Matzo Ball Soup
Floating in a flavorful broth, our matzo balls are light and fluffy but bound together with whisked eggs and only a small amount of canola oil rather than the traditional chicken fat. Plus, this version of Jewish penicillin has plenty of added vegetables, making it a good source for vitamins A and C. Now that's what Doctor Mom ordered!
From EatingWell: January/February 1995
Yield: 8 servings, 1 1/4 cups each
Active Time: 45 minutes
Total Time: 1 3/4 hours
- 2 large eggs
- 1 large egg white
- 1/2 teaspoon salt
- 3/4 cup matzo meal, (see Shopping Tip)
- 1 tablespoon canola oil
- 3 tablespoons cold water
- 8 cups reduced-sodium chicken broth
- 2 parsnips, peeled and chopped
- 1 large carrot, peeled and chopped
- 1 onion, chopped
- 1 cup broccoli florets
- 1 cup sliced mushrooms
- 2 tablespoons chopped fresh dill, or parsley
- Whisk eggs, egg white and salt in a medium bowl. Whisk in matzo meal, oil and water. Cover and chill for at least 1 hour or overnight.
- Bring broth to a boil in a large pot. Add parsnips, carrot and onion; reduce the heat to a simmer and cook for 5 minutes.
- Gently roll level teaspoonfuls of the chilled matzo dough into balls, dropping them into the simmering broth as you work. Cover and cook for 15 minutes. Do not lift the lid: the broth must simmer rapidly to allow the matzo balls to expand properly.
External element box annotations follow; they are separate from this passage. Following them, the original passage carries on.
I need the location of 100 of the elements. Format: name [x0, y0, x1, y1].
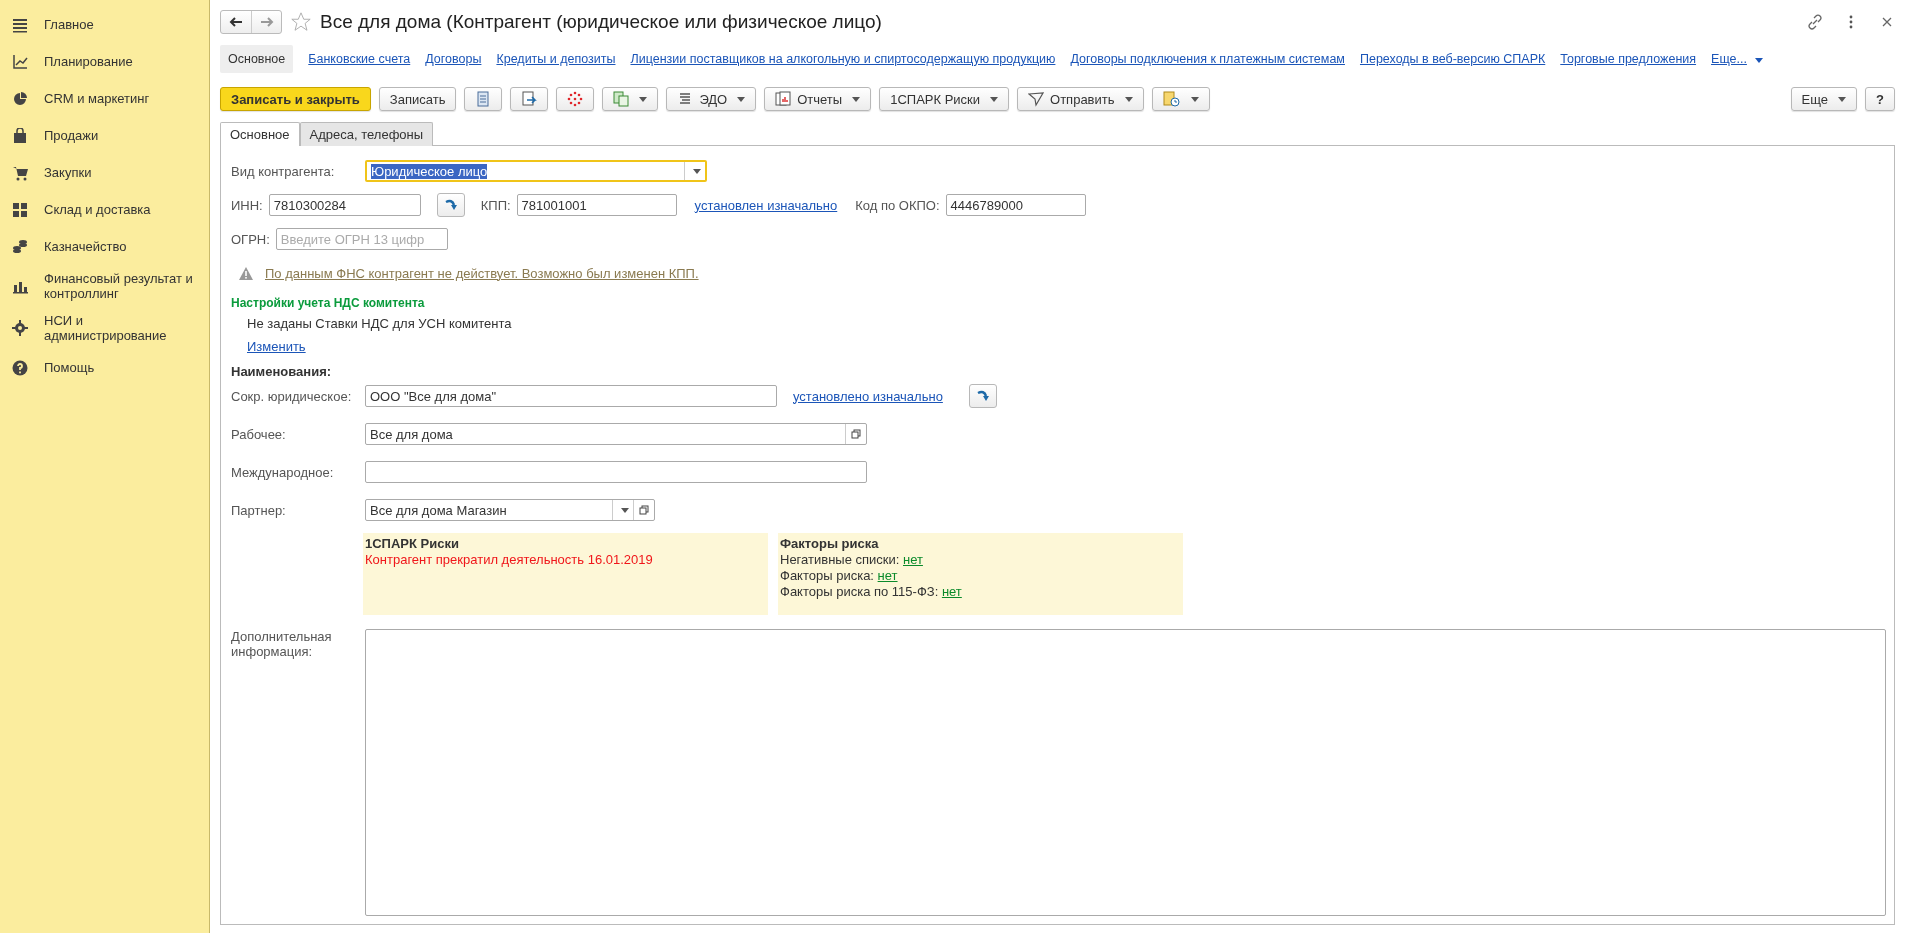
field-label: Партнер:	[231, 502, 287, 518]
risk-link[interactable]: нет	[877, 568, 898, 583]
panel-title: Факторы риска	[780, 536, 880, 552]
vat-info-text: Не заданы Ставки НДС для УСН комитента	[246, 316, 513, 331]
toolbar-button[interactable]	[556, 87, 595, 111]
field-label: Сокр. юридическое:	[231, 388, 353, 404]
warning-link[interactable]: По данным ФНС контрагент не действует. Возможно был изменен КПП.	[265, 265, 699, 281]
caret-icon	[852, 96, 861, 102]
section-link[interactable]: Договоры подключения к платежным системам	[1070, 52, 1345, 66]
arrow-right-icon	[259, 17, 274, 27]
sidebar-item[interactable]: Казначейство	[0, 230, 209, 263]
field-label: Международное:	[231, 464, 335, 480]
toolbar-button[interactable]: Отчеты	[764, 87, 872, 111]
sidebar-item[interactable]: Закупки	[0, 156, 209, 189]
kpp-field[interactable]: 781001001	[516, 194, 677, 216]
save-close-button[interactable]: Записать и закрыть	[220, 87, 371, 111]
notes-field[interactable]	[365, 629, 1886, 916]
toolbar-button[interactable]: ЭДО	[666, 87, 757, 111]
change-link[interactable]: Изменить	[247, 339, 306, 354]
international-name-field[interactable]	[365, 461, 867, 483]
field-label: Рабочее:	[231, 426, 287, 442]
working-name-field[interactable]: Все для дома	[365, 423, 867, 445]
sidebar-item[interactable]: Помощь	[0, 351, 209, 384]
report-icon	[775, 91, 792, 107]
menu-icon	[12, 16, 28, 33]
section-link[interactable]: Договоры	[425, 52, 482, 66]
toolbar-button[interactable]: Записать	[378, 87, 457, 111]
field-label: Код по ОКПО:	[855, 197, 940, 213]
sidebar-item[interactable]: Продажи	[0, 119, 209, 152]
sidebar-item[interactable]: Финансовый результат и контроллинг	[0, 267, 209, 305]
document-arrow-icon	[521, 91, 538, 107]
documents-icon	[613, 91, 630, 107]
window-title: Все для дома (Контрагент (юридическое или физическое лицо)	[320, 11, 883, 33]
section-link[interactable]: Торговые предложения	[1560, 52, 1697, 66]
arrow-icon	[443, 199, 458, 211]
section-link[interactable]: Основное	[220, 45, 294, 73]
arrow-icon	[975, 390, 990, 402]
field-label: ИНН:	[231, 197, 263, 213]
partner-field[interactable]: Все для дома Магазин	[365, 499, 655, 521]
risk-link[interactable]: нет	[903, 552, 923, 567]
short-name-field[interactable]: ООО "Все для дома"	[365, 385, 777, 407]
document-clock-icon	[1162, 91, 1181, 107]
toolbar-button[interactable]: Отправить	[1017, 87, 1144, 111]
toolbar-button[interactable]	[464, 87, 503, 111]
sidebar-item[interactable]: Главное	[0, 8, 209, 41]
toolbar-button[interactable]: 1СПАРК Риски	[879, 87, 1010, 111]
toolbar-button[interactable]	[602, 87, 659, 111]
caret-icon	[1754, 58, 1763, 63]
chart-icon	[12, 53, 28, 70]
cart-icon	[12, 164, 28, 181]
warning-icon	[239, 266, 253, 280]
dots-icon	[567, 91, 584, 107]
caret-icon	[737, 96, 746, 102]
okpo-field[interactable]: 4446789000	[945, 194, 1086, 216]
open-icon	[851, 429, 861, 439]
star-icon[interactable]	[290, 11, 312, 33]
tab[interactable]: Адреса, телефоны	[299, 122, 434, 146]
fill-button[interactable]	[968, 384, 997, 408]
caret-icon	[621, 507, 629, 513]
send-icon	[1028, 91, 1045, 107]
counterparty-type-field[interactable]: Юридическое лицо	[365, 160, 707, 182]
caret-icon	[693, 168, 701, 174]
section-link[interactable]: Переходы в веб-версию СПАРК	[1359, 52, 1546, 66]
help-button[interactable]: ?	[1865, 87, 1895, 111]
section-link[interactable]: Еще...	[1711, 52, 1763, 66]
tab[interactable]: Основное	[220, 122, 300, 146]
help-icon	[12, 359, 28, 376]
sidebar-item[interactable]: CRM и маркетинг	[0, 82, 209, 115]
open-icon	[639, 505, 649, 515]
coins-icon	[12, 238, 28, 255]
field-label: Дополнительная информация:	[231, 629, 333, 659]
status-link[interactable]: установлено изначально	[793, 388, 943, 404]
document-icon	[475, 91, 492, 107]
sidebar-item[interactable]: Планирование	[0, 45, 209, 78]
pie-chart-icon	[12, 90, 28, 107]
caret-icon	[1190, 96, 1199, 102]
risk-link[interactable]: нет	[941, 584, 962, 599]
more-button[interactable]: Еще	[1790, 87, 1858, 111]
fill-button[interactable]	[436, 193, 465, 217]
toolbar-button[interactable]	[510, 87, 549, 111]
section-link[interactable]: Банковские счета	[308, 52, 411, 66]
link-icon[interactable]	[1807, 14, 1823, 30]
section-title: Настройки учета НДС комитента	[231, 296, 426, 310]
field-label: Вид контрагента:	[231, 163, 336, 179]
risk-label: Негативные списки:	[780, 552, 900, 567]
sidebar-item[interactable]: НСИ и администрирование	[0, 309, 209, 347]
caret-icon	[990, 96, 999, 102]
risk-label: Факторы риска:	[780, 568, 874, 583]
arrow-left-icon	[229, 17, 243, 27]
bag-icon	[12, 127, 28, 144]
sidebar-item[interactable]: Склад и доставка	[0, 193, 209, 226]
section-heading: Наименования:	[231, 364, 333, 379]
field-label: КПП:	[480, 197, 511, 213]
panel-title: 1СПАРК Риски	[365, 536, 460, 552]
inn-field[interactable]: 7810300284	[268, 194, 421, 216]
toolbar-button[interactable]	[1151, 87, 1210, 111]
section-link[interactable]: Кредиты и депозиты	[496, 52, 616, 66]
status-link[interactable]: установлен изначально	[694, 197, 838, 213]
status-message: Контрагент прекратил деятельность 16.01.2019	[365, 552, 654, 568]
section-link[interactable]: Лицензии поставщиков на алкогольную и спиртосодержащую продукцию	[630, 52, 1056, 66]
- Add broccoli and mushrooms and simmer, uncovered, until the broccoli is just tender, 2 to 3 minutes. Ladle into bowls, sprinkle with dill (or parsley) and serve.
Tips & Notes
- Make Ahead Tip: Prepare through Step 1; cover and refrigerate overnight.
- Shopping Tip: Look for matzo meal in the kosher section of the supermarket.
Nutrition Per Serving: 142 calories; 4 g fat (1 g sat, 2 g mono); 58 mg cholesterol; 20 g carbohydrates; 8 g protein; 3 g fiber; 324 mg sodium; 262 mg potassium.
Nutrition Bonus: Vitamin A (35% daily value), Vitamin C (25% dv).